Alors qu'elle a tardé à faire connaître son choix, Marine Le Pen assure ne pas avoir « particulièrement hésité ». « J'ai juste attendu pour rendre publique ma décision », a-t-elle précisé. La présidente du Front national n’avait guère le choix. Fragilisée par sa large défaite à la présidentielle et surtout par son débat d’entre-deux-tours raté face à Emmanuel Macron, Marine Le Pen se devait de reprendre la main et de rassurer une base frontiste déjà perturbée par le retrait de la vie politique de Marion Maréchal-Le Pen.

La présidente du FN se présente donc à Hénin-Beaumont, comme en 2012. Il y a cinq ans, elle avait échoué d’un cheveu à conquérir cette 11e circonscription du Pas-de-Calais. Cette fois, Marine Le Pen part largement favorite. Dans cette circonscription, elle a obtenu au second tour de la présidentielle plus de 58 % des suffrages, soit l’un de ses meilleurs scores au plan national.
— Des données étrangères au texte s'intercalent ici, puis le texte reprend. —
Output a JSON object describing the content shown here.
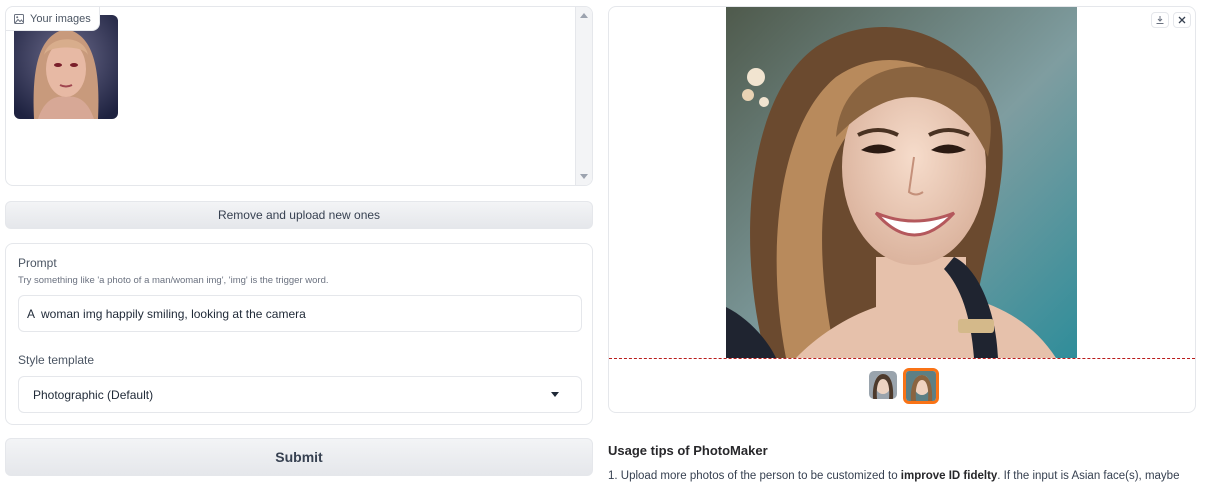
{
  "input_gallery": {
    "label": "Your images",
    "label_icon": "image-icon",
    "images": [
      {
        "icon": "uploaded-photo"
      }
    ]
  },
  "remove_button": "Remove and upload new ones",
  "prompt": {
    "label": "Prompt",
    "info": "Try something like 'a photo of a man/woman img', 'img' is the trigger word.",
    "value": "A  woman img happily smiling, looking at the camera"
  },
  "style": {
    "label": "Style template",
    "selected": "Photographic (Default)"
  },
  "submit_button": "Submit",
  "output_gallery": {
    "download_icon": "download-icon",
    "close_icon": "close-icon",
    "thumbnails": [
      {
        "selected": false
      },
      {
        "selected": true
      }
    ],
    "accent": "#f97316"
  },
  "tips": {
    "title": "Usage tips of PhotoMaker",
    "line1_pre": "1. Upload more photos of the person to be customized to ",
    "line1_bold": "improve ID fidelty",
    "line1_post": ". If the input is Asian face(s), maybe"
  }
}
L’objectif de la candidate frontiste est donc clair : l’emporter le plus nettement possible le mois prochain pour faire oublier ses échecs à la présidentielle et aux régionales. Et ainsi réaffirmer son autorité sur un parti qui, depuis dix jours, apparaît en pleine tourmente. Entre la fin de l’alliance avec Dupont-Aignan et les tensions internes consécutives à la création par le contesté Florian Philippot d’une association souverainiste en son sein, la formation d’extrême droite traverse aujourd’hui une vraie période de trouble.